In the high-tech world of communications, e-mail is forever.

"E-mail is not a confidential communication system," said Donald A. Rea, attorney and co-chairman of the electronic discovery practice group at the law firm Gordon, Feinblatt, Rothman, Hoffberger & Hollander LLC. "Part of the problem is because it's so anonymous. With a telephone conversation, you're speaking to a human being, so you have that connection. With a letter, there's a certain amount of formality to that.

"With e-mail, you're sitting there by yourself with your door closed, maybe at 2 o'clock in the morning," Rea said. "You hit the button and it's gone. People say things in e-mail they would never say in person. It just creates these records that are remarkable. And more and more, litigation and depositions have focused almost entirely on e-mails in some cases."

When companies or organizations receive e-mail subpoenas, they usually call an e-mail management firm such as Waterford Technologies, based in California.

Using software programs, such firms can scan a company's e-mail database looking for patterns such as inappropriate language or images, frequent communication among individuals or numerous large attachments. They can pull text from any e-mail sent or received. They can monitor any e-mail sent on a company account or free account such as Hotmail, Yahoo or EarthLink.
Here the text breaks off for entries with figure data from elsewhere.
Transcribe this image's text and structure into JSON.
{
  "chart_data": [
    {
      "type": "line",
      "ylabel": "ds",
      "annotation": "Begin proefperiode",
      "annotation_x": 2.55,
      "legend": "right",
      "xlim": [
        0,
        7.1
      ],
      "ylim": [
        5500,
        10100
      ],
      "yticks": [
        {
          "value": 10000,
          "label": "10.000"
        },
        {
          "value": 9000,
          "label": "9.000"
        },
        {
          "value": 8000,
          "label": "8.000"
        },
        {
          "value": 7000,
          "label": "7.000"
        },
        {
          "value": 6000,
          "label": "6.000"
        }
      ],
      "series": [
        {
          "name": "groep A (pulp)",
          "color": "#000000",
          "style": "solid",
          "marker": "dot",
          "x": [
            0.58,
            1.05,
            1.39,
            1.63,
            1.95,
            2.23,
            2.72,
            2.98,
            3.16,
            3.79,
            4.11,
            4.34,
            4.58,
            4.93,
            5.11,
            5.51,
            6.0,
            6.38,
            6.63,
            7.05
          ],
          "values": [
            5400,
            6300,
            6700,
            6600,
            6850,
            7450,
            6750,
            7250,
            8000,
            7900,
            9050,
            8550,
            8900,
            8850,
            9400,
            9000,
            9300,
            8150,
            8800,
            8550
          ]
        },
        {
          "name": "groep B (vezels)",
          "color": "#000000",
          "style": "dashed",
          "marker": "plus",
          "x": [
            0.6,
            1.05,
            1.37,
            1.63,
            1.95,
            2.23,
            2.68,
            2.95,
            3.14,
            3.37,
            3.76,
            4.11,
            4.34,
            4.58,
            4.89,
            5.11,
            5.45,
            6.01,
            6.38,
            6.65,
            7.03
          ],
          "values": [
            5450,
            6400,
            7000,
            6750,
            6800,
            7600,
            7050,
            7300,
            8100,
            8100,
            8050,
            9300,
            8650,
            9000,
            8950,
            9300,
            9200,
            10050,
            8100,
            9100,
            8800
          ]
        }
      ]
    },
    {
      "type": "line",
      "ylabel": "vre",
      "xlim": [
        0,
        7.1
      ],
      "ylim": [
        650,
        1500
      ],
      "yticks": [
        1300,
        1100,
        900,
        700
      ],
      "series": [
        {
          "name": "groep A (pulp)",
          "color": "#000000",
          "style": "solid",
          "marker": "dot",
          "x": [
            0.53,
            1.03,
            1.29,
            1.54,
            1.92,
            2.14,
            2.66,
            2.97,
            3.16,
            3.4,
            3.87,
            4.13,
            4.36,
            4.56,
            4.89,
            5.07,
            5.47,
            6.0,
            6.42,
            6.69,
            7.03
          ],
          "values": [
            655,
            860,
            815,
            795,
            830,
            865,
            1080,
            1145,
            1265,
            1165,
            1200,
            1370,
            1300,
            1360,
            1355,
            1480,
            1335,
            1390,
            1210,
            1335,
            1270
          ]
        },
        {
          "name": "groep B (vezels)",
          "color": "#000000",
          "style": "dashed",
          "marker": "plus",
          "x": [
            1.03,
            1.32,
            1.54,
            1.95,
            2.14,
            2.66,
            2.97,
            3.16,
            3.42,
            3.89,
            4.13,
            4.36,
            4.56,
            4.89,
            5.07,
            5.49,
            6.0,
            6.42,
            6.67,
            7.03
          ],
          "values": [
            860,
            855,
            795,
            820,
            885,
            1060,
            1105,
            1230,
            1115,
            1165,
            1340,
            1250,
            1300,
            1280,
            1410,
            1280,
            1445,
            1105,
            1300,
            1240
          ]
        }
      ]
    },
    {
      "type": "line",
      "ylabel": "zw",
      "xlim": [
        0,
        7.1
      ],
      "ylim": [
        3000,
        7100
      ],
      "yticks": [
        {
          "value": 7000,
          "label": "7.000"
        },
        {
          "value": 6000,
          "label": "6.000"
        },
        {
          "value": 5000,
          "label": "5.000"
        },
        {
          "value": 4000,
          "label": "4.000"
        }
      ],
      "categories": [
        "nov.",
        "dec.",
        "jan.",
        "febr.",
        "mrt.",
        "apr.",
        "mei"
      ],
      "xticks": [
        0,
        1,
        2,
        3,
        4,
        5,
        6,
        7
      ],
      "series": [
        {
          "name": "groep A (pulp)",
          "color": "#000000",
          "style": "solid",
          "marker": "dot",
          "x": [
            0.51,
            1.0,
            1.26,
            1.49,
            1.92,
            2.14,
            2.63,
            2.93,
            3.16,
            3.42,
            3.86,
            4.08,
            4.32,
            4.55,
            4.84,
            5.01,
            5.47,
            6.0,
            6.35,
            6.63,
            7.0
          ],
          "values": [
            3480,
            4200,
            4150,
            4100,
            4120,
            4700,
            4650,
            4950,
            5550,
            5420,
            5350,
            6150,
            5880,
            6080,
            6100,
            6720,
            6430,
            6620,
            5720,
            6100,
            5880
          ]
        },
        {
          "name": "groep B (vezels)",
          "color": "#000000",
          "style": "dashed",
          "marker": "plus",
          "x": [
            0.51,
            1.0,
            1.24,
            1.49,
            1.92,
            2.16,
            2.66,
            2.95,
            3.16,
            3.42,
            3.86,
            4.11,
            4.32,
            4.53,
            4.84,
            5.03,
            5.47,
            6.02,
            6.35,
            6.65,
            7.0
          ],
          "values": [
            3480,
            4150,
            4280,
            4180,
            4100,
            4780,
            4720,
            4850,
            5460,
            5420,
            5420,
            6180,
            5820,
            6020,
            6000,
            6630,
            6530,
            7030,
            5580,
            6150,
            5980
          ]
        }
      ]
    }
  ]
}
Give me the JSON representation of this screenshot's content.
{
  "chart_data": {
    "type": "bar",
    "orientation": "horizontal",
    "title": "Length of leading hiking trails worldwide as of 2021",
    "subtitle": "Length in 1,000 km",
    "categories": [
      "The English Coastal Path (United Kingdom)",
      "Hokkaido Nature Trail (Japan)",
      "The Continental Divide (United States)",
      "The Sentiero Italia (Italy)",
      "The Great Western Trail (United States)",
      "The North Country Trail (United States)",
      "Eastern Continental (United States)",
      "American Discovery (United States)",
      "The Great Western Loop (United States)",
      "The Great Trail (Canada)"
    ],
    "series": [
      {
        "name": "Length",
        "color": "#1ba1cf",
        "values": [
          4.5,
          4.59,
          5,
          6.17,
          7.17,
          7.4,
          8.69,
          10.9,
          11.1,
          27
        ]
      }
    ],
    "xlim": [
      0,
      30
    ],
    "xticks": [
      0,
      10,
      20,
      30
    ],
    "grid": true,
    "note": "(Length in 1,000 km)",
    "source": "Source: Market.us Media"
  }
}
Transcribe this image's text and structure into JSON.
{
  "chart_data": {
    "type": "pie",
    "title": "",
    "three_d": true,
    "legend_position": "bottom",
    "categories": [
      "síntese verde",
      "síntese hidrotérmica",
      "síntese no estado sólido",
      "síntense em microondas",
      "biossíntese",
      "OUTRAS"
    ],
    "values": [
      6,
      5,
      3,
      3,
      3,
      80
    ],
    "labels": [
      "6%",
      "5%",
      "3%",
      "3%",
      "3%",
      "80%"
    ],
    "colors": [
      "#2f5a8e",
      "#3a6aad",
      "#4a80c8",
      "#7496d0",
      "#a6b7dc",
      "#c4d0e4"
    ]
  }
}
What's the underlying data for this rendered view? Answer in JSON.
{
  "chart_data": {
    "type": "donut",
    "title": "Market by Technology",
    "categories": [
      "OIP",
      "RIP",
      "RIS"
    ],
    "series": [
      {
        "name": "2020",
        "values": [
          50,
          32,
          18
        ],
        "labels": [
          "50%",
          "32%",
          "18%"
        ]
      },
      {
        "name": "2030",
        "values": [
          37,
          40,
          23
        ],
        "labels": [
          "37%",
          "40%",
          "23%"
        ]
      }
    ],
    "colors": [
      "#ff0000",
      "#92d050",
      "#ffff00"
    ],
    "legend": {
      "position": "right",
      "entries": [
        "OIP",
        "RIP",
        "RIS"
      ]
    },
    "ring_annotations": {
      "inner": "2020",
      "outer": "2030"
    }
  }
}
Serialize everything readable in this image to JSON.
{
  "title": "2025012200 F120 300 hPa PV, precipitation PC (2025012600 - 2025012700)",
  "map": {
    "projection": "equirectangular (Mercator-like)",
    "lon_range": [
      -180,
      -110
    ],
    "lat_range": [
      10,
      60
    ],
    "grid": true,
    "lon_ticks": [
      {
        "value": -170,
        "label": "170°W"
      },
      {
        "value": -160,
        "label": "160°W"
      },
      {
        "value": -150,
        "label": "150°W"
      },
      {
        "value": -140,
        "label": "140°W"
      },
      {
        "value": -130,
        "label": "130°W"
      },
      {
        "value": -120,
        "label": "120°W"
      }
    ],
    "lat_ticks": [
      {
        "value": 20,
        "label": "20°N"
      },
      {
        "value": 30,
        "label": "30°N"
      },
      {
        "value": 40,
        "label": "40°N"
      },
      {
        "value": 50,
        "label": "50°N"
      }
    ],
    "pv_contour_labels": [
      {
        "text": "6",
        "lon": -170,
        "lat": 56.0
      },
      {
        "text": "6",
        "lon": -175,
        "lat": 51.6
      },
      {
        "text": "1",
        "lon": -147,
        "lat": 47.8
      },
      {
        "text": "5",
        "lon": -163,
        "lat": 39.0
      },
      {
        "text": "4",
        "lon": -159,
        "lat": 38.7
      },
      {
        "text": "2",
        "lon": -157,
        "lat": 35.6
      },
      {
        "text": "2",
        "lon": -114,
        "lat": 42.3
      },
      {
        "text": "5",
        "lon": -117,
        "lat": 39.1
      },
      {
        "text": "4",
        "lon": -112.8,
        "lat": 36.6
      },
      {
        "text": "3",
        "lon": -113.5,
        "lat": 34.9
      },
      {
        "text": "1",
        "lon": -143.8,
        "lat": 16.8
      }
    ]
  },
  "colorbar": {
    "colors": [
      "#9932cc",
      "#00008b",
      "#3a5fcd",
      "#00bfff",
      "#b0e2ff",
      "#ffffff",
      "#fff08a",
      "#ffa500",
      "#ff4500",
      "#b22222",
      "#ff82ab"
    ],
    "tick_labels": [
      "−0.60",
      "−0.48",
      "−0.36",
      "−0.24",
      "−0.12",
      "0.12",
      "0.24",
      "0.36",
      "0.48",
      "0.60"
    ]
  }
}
They can reach into backup files and find an e-mail that was deleted five years ago.

Many workers don't realize it, but about 60 percent of companies monitor external employee e-mail these days. About 20 percent also monitor internal e-mail, according to the ePolicy Institute survey.

Anthony Sanchez, vice president of marketing at Waterford - who has seen it all, from e-mail that's merely interesting to e-mail that's criminal - said people should step away from the send button.

"People need to realize that once it's written and sent, it's a permanent record for all time of human history," Sanchez said. "Whatever you write, make sure you don't mind your mom reading it, because it will always be there, somewhere, for someone to possibly read forever and ever and ever."